Reposted from April 8, 2009
A friend’s 4 year old daughter was helping her dad feed the goldfish. By helping, I mean that she dumped the whole can of food into the tank. And while her dad was plugging it back in after cleaning the whole tank, she DID IT AGAIN!
This story reminded me of my own toddler adventures. My son was an awful toddler. Awful might be too nice of a word. He was a horrid little beast of a child. And I say that in the most loving way possible. Back in my married days, we lived in a Victorian house near the JC. It had all hardwood floors, crown molding, three bedrooms, and one bath. My daughter slept in the bedroom near the front of the house. My son slept in the bedroom that was connected to our bedroom via the bathroom. There were two ways to get into his room: the bathroom or through the second entrance in the kitchen. It was incredibly convenient to have him in this room as a baby, since I was able to get up at a moment’s notice and get him when he needed a midnight feeding. When he got older and more mobile, we kept the kitchen entrance gated with a baby gate, and the bathroom door was kept closed to keep him in this room. This worked for a little while. It was when he took it up on himself to get out the necessary ingredients to make a PB & J sandwich in his bed that we realized he had more access to the rest of the house than a baby-gate was supposed to allow. I’ll never forget the evil laugh he gave when peering through the makeshift jail cell we created with stacked chairs on his baby-gate to bar him in his room and keep him out of the refrigerator. Or his attempts to still make it out by climbing all the way to the top of the doorjam by using the stacked chairs as leverage.
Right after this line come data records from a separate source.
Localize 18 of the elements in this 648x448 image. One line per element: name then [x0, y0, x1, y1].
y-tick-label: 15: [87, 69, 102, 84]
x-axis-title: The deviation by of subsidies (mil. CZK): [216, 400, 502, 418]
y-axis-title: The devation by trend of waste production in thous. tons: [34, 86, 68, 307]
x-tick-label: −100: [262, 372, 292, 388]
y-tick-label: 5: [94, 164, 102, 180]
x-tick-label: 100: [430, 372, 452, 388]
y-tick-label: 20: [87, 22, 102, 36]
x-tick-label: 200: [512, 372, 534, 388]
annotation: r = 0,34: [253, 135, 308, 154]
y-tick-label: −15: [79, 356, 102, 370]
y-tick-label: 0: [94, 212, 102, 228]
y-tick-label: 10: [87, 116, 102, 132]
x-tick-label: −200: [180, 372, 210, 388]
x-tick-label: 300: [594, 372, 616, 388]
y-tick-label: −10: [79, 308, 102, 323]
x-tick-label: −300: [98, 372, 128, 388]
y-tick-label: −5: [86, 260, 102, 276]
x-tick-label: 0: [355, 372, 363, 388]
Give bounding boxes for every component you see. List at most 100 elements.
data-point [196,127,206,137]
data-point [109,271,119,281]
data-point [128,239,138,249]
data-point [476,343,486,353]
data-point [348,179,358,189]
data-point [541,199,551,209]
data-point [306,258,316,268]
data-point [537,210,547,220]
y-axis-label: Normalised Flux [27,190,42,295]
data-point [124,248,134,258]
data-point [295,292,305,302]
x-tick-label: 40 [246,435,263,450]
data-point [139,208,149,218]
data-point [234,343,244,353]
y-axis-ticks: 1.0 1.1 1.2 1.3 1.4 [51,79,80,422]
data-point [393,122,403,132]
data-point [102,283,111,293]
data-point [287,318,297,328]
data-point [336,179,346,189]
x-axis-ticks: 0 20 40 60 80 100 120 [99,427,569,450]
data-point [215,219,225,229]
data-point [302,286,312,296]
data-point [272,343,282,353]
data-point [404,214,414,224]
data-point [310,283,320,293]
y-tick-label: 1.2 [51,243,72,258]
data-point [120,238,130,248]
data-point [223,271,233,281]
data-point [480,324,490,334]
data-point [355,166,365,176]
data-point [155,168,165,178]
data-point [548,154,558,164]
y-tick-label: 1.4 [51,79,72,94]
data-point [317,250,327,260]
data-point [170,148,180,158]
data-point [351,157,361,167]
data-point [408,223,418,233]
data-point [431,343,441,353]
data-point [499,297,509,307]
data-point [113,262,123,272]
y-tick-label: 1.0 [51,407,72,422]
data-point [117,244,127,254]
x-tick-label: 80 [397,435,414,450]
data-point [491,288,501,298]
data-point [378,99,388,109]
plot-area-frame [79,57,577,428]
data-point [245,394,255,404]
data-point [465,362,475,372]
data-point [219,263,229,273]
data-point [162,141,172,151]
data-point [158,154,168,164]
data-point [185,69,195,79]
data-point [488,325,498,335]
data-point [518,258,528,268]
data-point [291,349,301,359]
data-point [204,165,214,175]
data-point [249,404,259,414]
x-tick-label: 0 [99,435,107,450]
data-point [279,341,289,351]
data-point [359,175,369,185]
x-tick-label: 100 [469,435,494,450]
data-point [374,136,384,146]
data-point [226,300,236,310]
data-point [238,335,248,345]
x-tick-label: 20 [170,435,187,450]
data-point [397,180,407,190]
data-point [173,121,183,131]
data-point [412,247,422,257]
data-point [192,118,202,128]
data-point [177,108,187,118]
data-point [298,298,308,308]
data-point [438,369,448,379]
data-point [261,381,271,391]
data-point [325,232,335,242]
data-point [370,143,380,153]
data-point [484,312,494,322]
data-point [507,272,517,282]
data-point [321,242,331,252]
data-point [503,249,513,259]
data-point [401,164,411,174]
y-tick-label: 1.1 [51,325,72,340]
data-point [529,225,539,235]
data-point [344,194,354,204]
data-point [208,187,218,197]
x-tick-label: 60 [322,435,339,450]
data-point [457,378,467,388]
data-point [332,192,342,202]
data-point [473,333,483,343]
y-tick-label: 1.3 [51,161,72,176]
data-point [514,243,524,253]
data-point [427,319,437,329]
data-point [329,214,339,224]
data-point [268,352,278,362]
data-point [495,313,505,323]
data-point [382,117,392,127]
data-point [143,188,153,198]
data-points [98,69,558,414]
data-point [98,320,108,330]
When my son was three, he was brought home by the police. No, really. My son was an escape artist. I never experienced this with my daughter. She always made sure I was within a glance from her. But my son would stealthily escape only to be brought home by one of the teenage skateboarders near our house. Even then he was intrigued by these boards. Whenever he couldn’t be found in the house, I knew to just go up the street and there he’d be, kneeling by a bunch of would-be scary teens that got a kick out of my rambunctious monster. So I wasn’t surprised when, on an overnight stay with his grandmother, she called to tell me the news of his first trip home in a cop car. She hadn’t even been awake yet when they knocked on her door, asking her if she knew the boy in question. Apparently he had escaped at 6 in the morning to play basketball down the street, and then got hungry and wanted cookies from a neighbor.
There was the time that I found all the contents of the cat’s litter-box spread over the whole bathroom, the time(s) he took his poopied diaper off during his supposed nap, the times he tried to ditch me for random strangers just because they had a dog or a ball, the time my friend’s mom gave him chocolate and he bounced off the walls for THREE STRAIGHT DAYS, and the time he called 911 and sent the police to our door. There was the time he hit his head on the concrete pathway and got a scary looking goose-egg, prompting us to bring him to the emergency room, only to turn around hours later because he wouldn’t stop running around the whole emergency room floor and the staff kept giving us dirty looks for wasting their time. And there were the many times that my little terror hit the same spot, making his head look permanently lopsided between the ages of 2 and 4.